30L’Angleterre est une île, a-t-on coutume de dire. Si cet adage est parfois invalidé par les faits, il n’en reste pas moins que l’insularité d’Albion en matière de patriotisme s’avère très marquée. Plongeant ses racines dans l’humanisme civique des penseurs florentins de la Renaissance et dans le républicanisme de la Rome antique, le Whig canon, en s’efforçant de trouver les réponses adéquates aux crises politiques qui ont touché l’Angleterre du XVIIe siècle, s’est doté de caractéristiques propres aux conditions politiques, culturelles et sociales de la Grande-Bretagne. L’île d’Océana dépeinte par Harrington se donne ostensiblement à contempler comme l’Albion du temps du Commonwealth. Le contenu des Discours sur le Gouvernement d’Algernon Sidney et des deux Traités sur le Gouvernement de Locke ne s’éclaire vraiment que si l’on tient compte du contexte politique – la crise de l’Exclusion (1678-1681) – qui a produit ces deux œuvres maîtresses. Au XVIIIe siècle, l’insularité du républicanisme britannique s’est encore accentuée. C’est ainsi que l’idée de citoyenneté en armes développée par James Harrington trouve une nouvelle actualité avec les mutations sociales de la Grande-Bretagne. Cher au cœur des patriotes, le projet d’une milice regroupant les représentants de la vieille gentry rurale est présenté comme un remède infaillible à la décadence du corps politique, gangrené par l’esprit de lucre né de l’expansion du commerce et de la finance. La thèse de la rupture du contrat puisée chez Locke permet, quant à elle, de mettre en garde l’autorité contre toute dérive despotique en brandissant le spectre d’une nouvelle révolution43. Lors des premiers troubles entre les colonies d’Amérique et la métropole, cette thèse est à nouveau brandie par Pitt pour légitimer la conduite des Sons of Liberty44. Enfin, la pensée d’Algernon Sidney est mise en exergue par Pitt pour justifier les manifestations de la foule londonienne contre le ministère de Sir Robert Walpole45.

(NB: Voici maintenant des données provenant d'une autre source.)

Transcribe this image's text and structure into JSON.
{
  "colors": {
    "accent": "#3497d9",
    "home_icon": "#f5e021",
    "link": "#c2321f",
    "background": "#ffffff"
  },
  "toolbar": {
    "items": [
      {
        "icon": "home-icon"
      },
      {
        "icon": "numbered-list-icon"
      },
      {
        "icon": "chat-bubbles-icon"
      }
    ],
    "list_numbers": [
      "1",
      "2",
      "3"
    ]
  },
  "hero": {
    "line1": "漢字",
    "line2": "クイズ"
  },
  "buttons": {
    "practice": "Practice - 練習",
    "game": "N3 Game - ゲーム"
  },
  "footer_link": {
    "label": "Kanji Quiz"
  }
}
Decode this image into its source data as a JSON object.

31À ce corps de doctrine puisé chez les théoriciens True Whig s’ajoute l’apport de l’idéologie tory qui, il ne faut pas l’oublier, constitue un des piliers du patriotisme insulaire. Comme l’a bien montré Linda Colley, c’est dans les rangs des tories que l’on trouve les critiques les plus vives de la corruption du corps politique et l’énoncé le plus clair des remèdes propres à remédier à ce mal : retour aux Parlements triennaux, élimination du Parlement des placemen (les députés titulaires de charges ou de pensions de la Cour)46. C’est également chez les tories qu’est né un des principaux chevaux de bataille des patriotes : la dénonciation de la politique étrangère de la Grande-Bretagne, qui, en favorisant l’Électorat du Hanovre, porte préjudice aux intérêts britanniques.

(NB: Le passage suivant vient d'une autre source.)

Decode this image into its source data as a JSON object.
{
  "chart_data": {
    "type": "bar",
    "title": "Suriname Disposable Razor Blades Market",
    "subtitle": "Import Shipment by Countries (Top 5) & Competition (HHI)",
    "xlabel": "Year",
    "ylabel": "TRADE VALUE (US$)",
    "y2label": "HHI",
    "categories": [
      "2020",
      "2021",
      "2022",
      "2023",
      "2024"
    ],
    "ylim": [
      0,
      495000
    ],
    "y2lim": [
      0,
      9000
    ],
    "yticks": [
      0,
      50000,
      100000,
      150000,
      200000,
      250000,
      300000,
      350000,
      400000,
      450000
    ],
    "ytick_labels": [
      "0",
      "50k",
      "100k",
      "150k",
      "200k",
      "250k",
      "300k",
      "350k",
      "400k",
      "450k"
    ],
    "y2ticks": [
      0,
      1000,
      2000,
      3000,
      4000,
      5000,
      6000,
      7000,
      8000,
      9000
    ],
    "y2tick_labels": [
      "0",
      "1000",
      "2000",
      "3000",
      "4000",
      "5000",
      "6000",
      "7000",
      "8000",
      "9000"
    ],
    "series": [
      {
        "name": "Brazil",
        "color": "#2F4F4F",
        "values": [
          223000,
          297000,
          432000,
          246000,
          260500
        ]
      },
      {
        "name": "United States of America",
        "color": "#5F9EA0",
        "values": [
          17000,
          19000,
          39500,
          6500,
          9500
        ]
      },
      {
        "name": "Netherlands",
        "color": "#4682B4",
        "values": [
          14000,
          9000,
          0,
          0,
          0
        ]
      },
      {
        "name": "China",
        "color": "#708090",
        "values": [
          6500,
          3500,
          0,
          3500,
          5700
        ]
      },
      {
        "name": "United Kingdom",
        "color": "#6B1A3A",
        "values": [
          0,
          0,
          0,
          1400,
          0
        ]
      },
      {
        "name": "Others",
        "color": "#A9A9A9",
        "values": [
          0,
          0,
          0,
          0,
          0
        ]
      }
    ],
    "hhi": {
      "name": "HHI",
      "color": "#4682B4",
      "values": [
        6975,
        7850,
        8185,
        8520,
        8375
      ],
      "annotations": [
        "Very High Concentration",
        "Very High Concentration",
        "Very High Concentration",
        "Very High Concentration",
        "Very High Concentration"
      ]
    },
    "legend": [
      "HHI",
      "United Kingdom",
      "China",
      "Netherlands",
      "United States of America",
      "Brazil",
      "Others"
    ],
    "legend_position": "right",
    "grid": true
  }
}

32Un tel corpus, on le remarque sans peine, se montre difficilement exportable. Sans parler de thèmes aussi insulaires que celui de la citoyenneté en armes ou le projet d’élimination des placemen, il est frappant de constater que la théorie contractuelle des gouvernements ne trouve pas grâce aux yeux des deux maîtres à penser de l’opposition parlementaire. Louis Althusser a souligné, chez Montesquieu, le « refus conscient du problème et des concepts de la théorie du droit naturel47 ». Quant à Le Paige, je renvoie ici à l’analyse de Catherine Maire, qui a bien montré que l’auteur des Lettres historiques sur les fonctions essentielles du Parlement exclut tout recours à la théorie contractuelle. Ce qui importe, c’est « la médiation mystique de la loi [...] Le Parlement est le gage de l’harmonie entre le roi et ses sujets48 ».
33En évoquant Montesquieu, une question surgit néanmoins. Cet ami de Bolingbroke n’a-t-il pas joué, même à son corps défendant, le rôle de passeur de l’idéologie True Whig ? Pendant son séjour en Angleterre, en 1729-1732, Montesquieu a indubitablement été marqué par l’action des patriotes. En témoigne son journal de voyage, où il a inséré des extraits du Craftsman, le périodique rédigé par Bolingbroke. La distance qui sépare les Notes sur l’Angleterre du tableau très idéalisé de la constitution britannique qui figure dans l’Esprit des Lois montre cependant que Montesquieu, de retour en France, a pris de grandes distances avec la démarche des patriotes49. Au final, s’il reste un trait commun avec Bolingbroke, c’est essentiellement l’idée de restauration d’un ordre ancien. Quant à l’arsenal idéologique des patriotes, tout indique que le sage de la Brède a laissé aux Britanniques ces traits qu’il estimait sans doute propres au génie de leur nation.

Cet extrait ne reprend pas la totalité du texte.